According to Okifo, these attitudes are harmful to people of all genders. Not only are many supposedly masculine traits harmful to women, but they’re unhealthy for men as well. If they don’t act “masculine” they’ll get bullied and pressured. If they do act “masculine” but don’t feel comfortable with those actions, they’ll feel insecure and out of place. Ultimately, it’s a lose-lose situation.
Participants identified examples of toxic masculinity that they’ve seen on campus as well. They mentioned male students feeling like they need to outperform their female counterparts in the gym and the assumption that when guys go out to a party, they should come back with a girl. Some of the examples included blatant misogyny as well.
“There are so many stereotypes,” Malik said, “so it’s good to talk to people about it.”
Okifo also played the controversial Gillette film as part of the presentation, to get more dialogue moving. Students discussed why they thought the messaging could be offensive to some people, but none of the participants expressed anger or disagreement with the video.
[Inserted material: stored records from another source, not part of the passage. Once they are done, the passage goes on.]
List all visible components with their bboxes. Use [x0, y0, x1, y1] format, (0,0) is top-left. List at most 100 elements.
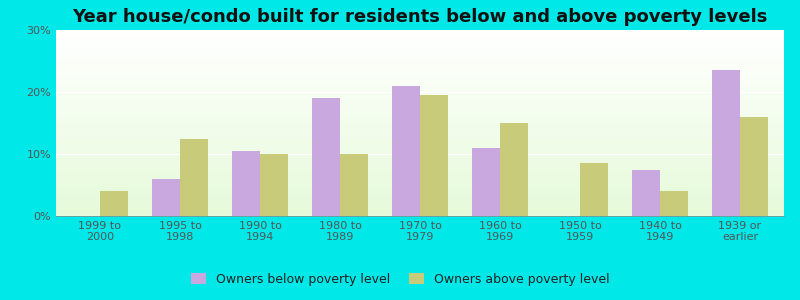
Bar: [56, 135, 784, 136]
Bar: [56, 129, 784, 130]
Bar: [56, 201, 784, 202]
Bar: [56, 88, 784, 89]
Bar: [56, 106, 784, 107]
Bar: [56, 64, 784, 65]
Bar: [56, 172, 784, 173]
Bar: [56, 128, 784, 129]
Bar: [56, 110, 784, 111]
Bar: [56, 124, 784, 125]
Bar: [56, 90, 784, 92]
Bar: [56, 148, 784, 149]
Bar: [56, 31, 784, 32]
Bar: [56, 179, 784, 180]
Bar: [56, 189, 784, 190]
Bar: [56, 197, 784, 198]
Bar: [56, 55, 784, 56]
Bar: [56, 215, 784, 216]
Bar: [56, 154, 784, 155]
Bar: [56, 140, 784, 141]
Bar: [56, 105, 784, 106]
Bar: [56, 62, 784, 64]
Bar: [56, 80, 784, 81]
Bar: [56, 190, 784, 191]
Bar: [56, 134, 784, 135]
Bar: [56, 103, 784, 104]
Bar: [56, 46, 784, 47]
Bar: [56, 209, 784, 210]
Bar: [56, 166, 784, 167]
Bar: [56, 44, 784, 45]
Bar: [56, 185, 784, 186]
Bar: [56, 162, 784, 163]
Bar: [56, 186, 784, 187]
Bar: [56, 136, 784, 137]
Bar: [56, 180, 784, 181]
Bar: [660, 191, 688, 216]
Bar: [56, 117, 784, 118]
Bar: [56, 133, 784, 134]
Bar: [56, 198, 784, 199]
Bar: [56, 132, 784, 133]
Bar: [56, 60, 784, 61]
Bar: [56, 51, 784, 52]
Bar: [56, 126, 784, 127]
Bar: [56, 54, 784, 55]
Bar: [56, 202, 784, 203]
Bar: [56, 47, 784, 48]
Bar: [56, 153, 784, 154]
Bar: [56, 192, 784, 193]
Bar: [56, 83, 784, 84]
Bar: [56, 104, 784, 105]
Bar: [56, 78, 784, 79]
Bar: [56, 138, 784, 139]
Bar: [56, 160, 784, 161]
Bar: [56, 182, 784, 183]
Bar: [56, 107, 784, 108]
Bar: [56, 92, 784, 93]
Bar: [56, 144, 784, 145]
Bar: [56, 113, 784, 114]
Bar: [56, 66, 784, 67]
Bar: [56, 146, 784, 147]
Bar: [56, 59, 784, 60]
Bar: [56, 188, 784, 189]
Bar: [56, 50, 784, 51]
Bar: [56, 175, 784, 176]
Bar: [56, 208, 784, 209]
Bar: [56, 203, 784, 204]
Bar: [56, 178, 784, 179]
Bar: [56, 214, 784, 215]
Bar: [56, 170, 784, 171]
Bar: [56, 164, 784, 165]
Bar: [56, 84, 784, 85]
Bar: [100, 191, 128, 216]
Bar: [56, 86, 784, 87]
Title: Year house/condo built for residents below and above poverty levels: Year house/condo built for residents bel…: [72, 8, 768, 26]
Bar: [56, 100, 784, 101]
Bar: [56, 61, 784, 62]
Bar: [56, 87, 784, 88]
Bar: [56, 199, 784, 200]
Bar: [56, 183, 784, 184]
Bar: [56, 115, 784, 116]
Bar: [56, 168, 784, 169]
Bar: [56, 53, 784, 54]
Bar: [56, 142, 784, 143]
Bar: [56, 151, 784, 152]
Bar: [56, 161, 784, 162]
Bar: [56, 206, 784, 207]
Bar: [260, 154, 288, 216]
Bar: [56, 85, 784, 86]
Bar: [56, 125, 784, 126]
Bar: [56, 207, 784, 208]
Bar: [312, 98, 340, 216]
Legend: Owners below poverty level, Owners above poverty level: Owners below poverty level, Owners above…: [186, 268, 614, 291]
Bar: [56, 210, 784, 211]
Bar: [712, 70, 740, 216]
Bar: [56, 40, 784, 41]
Bar: [56, 149, 784, 150]
Bar: [56, 95, 784, 96]
Bar: [56, 155, 784, 157]
Bar: [56, 177, 784, 178]
Bar: [56, 77, 784, 78]
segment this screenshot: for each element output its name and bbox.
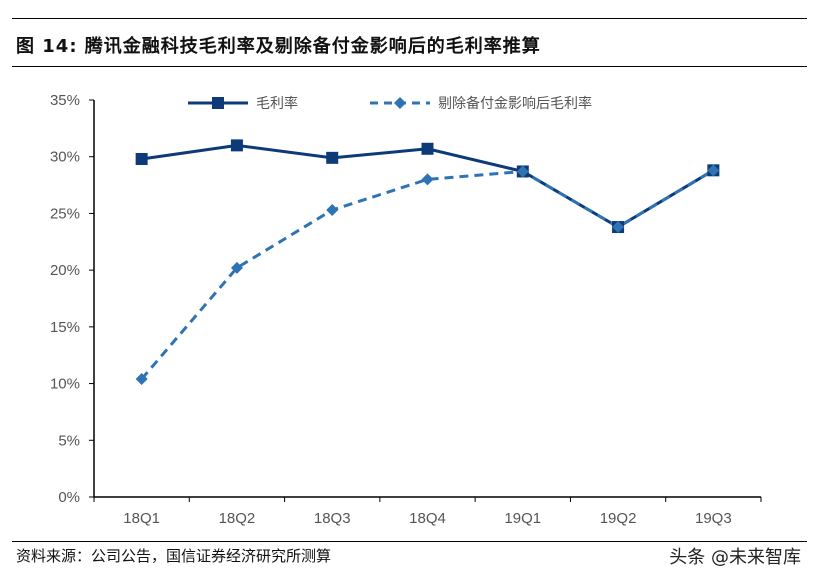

One student who wished to remain anonymous said that he thought “it has good messaging even though it’s easily misinterpreted.” He was surprised so many participants agreed with the sentiments of the video, saying he had expected the event to attract more male students who would argue with the concept of toxic masculinity.
The students who did come, however, all contributed to a back-and-forth with Okifo, sharing anecdotes and posts they’d seen on social media, with everyone bringing a different perspective to the issue.
The goal of H4D in hosting the event is similar to the message of the Gillette commercial: Men need to stop being bystanders to toxic masculinity, and need to start breaking down dangerous stereotypes. Although that may seem like an intense and lofty goal, as Malik said, it all starts with just increasing awareness.